Riqab / Memerdekakan Budak

Di zaman dahulu, banyak orang yang dijadikan budak oleh saudagar-saudagar kaya. Inilah, zakat digunakan untuk membayar atau menebus para budak agar mereka dimerdekakan. Orang-orang yang memerdekakan budak juga berhak menerima zakat.
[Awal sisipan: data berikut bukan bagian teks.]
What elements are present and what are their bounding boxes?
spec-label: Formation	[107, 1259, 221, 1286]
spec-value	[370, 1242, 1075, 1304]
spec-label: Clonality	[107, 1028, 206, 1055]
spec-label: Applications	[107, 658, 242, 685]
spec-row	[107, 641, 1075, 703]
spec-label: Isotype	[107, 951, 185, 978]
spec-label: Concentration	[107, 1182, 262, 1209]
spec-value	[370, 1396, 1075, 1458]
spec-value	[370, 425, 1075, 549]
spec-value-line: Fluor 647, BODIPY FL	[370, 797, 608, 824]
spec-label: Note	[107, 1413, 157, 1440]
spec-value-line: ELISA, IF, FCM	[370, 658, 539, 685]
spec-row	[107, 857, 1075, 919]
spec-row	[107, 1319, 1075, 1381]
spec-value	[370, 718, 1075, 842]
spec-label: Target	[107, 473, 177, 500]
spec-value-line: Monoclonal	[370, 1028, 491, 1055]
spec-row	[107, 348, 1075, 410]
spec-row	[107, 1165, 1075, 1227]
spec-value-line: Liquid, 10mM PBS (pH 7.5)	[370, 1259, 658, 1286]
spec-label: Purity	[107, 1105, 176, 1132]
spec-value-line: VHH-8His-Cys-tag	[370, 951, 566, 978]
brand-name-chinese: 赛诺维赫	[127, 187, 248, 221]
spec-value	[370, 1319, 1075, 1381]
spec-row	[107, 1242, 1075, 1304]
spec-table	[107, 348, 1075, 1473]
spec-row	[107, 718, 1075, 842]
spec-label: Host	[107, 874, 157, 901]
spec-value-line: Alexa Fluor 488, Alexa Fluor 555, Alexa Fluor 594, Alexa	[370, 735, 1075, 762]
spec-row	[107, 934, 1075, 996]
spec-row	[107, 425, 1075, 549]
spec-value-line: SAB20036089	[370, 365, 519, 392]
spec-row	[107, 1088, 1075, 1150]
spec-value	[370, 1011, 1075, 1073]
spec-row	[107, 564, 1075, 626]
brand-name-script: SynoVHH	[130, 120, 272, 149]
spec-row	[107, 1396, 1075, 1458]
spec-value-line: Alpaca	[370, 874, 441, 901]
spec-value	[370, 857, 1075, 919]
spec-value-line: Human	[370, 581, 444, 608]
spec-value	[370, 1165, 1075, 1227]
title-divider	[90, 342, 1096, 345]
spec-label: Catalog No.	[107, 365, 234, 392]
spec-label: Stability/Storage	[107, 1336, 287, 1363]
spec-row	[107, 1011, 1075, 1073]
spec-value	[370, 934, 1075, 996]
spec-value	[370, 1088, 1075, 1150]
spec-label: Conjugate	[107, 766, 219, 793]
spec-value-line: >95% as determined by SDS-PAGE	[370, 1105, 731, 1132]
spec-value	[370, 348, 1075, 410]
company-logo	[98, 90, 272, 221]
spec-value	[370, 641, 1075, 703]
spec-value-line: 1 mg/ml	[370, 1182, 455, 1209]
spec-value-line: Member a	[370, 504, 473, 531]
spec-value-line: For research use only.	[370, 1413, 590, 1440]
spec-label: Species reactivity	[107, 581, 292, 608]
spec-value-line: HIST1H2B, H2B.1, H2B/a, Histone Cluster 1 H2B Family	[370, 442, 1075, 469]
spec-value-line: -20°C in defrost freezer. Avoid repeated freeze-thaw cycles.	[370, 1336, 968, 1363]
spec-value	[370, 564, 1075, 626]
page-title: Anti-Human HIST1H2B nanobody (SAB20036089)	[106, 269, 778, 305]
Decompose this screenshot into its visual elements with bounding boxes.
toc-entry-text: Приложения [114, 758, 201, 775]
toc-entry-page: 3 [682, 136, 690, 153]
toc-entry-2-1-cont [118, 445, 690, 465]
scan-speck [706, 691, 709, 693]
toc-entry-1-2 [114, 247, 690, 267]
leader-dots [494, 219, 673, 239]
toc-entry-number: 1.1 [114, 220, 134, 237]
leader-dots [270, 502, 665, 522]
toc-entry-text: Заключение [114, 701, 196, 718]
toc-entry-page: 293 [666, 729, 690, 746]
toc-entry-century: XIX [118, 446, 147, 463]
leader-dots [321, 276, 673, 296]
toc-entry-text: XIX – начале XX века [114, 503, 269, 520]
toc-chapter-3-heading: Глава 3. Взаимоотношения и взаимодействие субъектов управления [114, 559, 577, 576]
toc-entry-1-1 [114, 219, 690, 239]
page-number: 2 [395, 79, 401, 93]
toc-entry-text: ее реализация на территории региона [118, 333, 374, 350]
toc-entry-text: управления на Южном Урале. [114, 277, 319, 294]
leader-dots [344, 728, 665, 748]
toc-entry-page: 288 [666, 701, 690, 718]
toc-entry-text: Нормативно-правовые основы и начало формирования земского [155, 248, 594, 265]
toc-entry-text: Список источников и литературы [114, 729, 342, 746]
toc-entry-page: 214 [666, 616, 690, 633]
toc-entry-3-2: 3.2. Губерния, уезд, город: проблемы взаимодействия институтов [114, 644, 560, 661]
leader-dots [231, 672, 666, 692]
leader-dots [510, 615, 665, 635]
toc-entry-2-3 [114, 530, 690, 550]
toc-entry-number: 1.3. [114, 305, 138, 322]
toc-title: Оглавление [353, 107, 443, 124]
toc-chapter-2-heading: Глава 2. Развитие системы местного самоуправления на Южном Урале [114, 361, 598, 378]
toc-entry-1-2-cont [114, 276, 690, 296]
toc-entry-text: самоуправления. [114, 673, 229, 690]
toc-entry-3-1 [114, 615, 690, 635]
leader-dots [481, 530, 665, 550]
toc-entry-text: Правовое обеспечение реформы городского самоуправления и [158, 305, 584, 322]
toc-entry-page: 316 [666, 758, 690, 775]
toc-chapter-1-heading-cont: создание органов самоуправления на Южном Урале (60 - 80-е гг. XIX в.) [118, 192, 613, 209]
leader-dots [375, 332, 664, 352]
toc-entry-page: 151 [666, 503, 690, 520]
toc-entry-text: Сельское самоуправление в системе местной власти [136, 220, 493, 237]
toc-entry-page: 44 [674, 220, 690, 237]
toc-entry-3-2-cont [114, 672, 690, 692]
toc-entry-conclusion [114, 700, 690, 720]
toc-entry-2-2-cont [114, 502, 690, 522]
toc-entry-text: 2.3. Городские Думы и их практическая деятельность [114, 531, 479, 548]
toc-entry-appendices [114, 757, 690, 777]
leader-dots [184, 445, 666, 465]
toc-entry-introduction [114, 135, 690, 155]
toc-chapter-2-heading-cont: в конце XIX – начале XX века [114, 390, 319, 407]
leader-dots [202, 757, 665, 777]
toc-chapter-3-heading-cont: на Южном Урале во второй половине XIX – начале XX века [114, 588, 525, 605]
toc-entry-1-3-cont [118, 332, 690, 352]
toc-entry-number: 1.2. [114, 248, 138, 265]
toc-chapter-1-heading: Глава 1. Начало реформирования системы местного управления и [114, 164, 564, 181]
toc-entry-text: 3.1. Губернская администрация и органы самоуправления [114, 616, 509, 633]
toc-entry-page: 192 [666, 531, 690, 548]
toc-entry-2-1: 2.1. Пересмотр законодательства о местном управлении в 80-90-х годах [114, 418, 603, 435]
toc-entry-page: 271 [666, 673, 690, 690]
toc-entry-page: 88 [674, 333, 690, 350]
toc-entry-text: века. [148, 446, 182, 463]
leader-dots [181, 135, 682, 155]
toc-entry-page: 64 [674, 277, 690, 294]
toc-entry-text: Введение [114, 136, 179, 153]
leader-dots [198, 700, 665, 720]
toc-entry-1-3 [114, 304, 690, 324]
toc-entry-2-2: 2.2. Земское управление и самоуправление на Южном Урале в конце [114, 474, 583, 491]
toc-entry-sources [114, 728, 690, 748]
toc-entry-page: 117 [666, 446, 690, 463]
Gharim (Orang yang Memiliki Hutang)

Gharim merupakan orang yang memiliki hutang. Orang yang memiliki hutang berhak menerima zakat. Namun, orang-orang yang berhutang untuk kepentingan maksiat seperti judi dan berhutang demi memulai bisnis lalu bangkrut, hak mereka untuk mendapat zakat akan gugur. 

Fi Sabilillah

Yang dimaksud dengan sabilillah adalah segala sesuatu yang bertujuan untuk kepentingan di jalan Allah. Misal, pengembang pendidikan, dakwah, kesehatan, panti asuhan, madrasah diniyah dan masih banyak lagi. 

Ibnu Sabil

Ibnu Sabil disebut juga sebagai musaffir atau orang-orang yang sedang melakukan perjalanan jauh termasuk pekerja dan pelajar di tanah perantauan. 

 

Untuk dapat melaksanakan kegiatan WIZ ini maka koperasi akan bekerjasama dengan Yatim Mandiri dan Badan Wakaf Indonesia (BWI). (Diah/Beritakoperasi).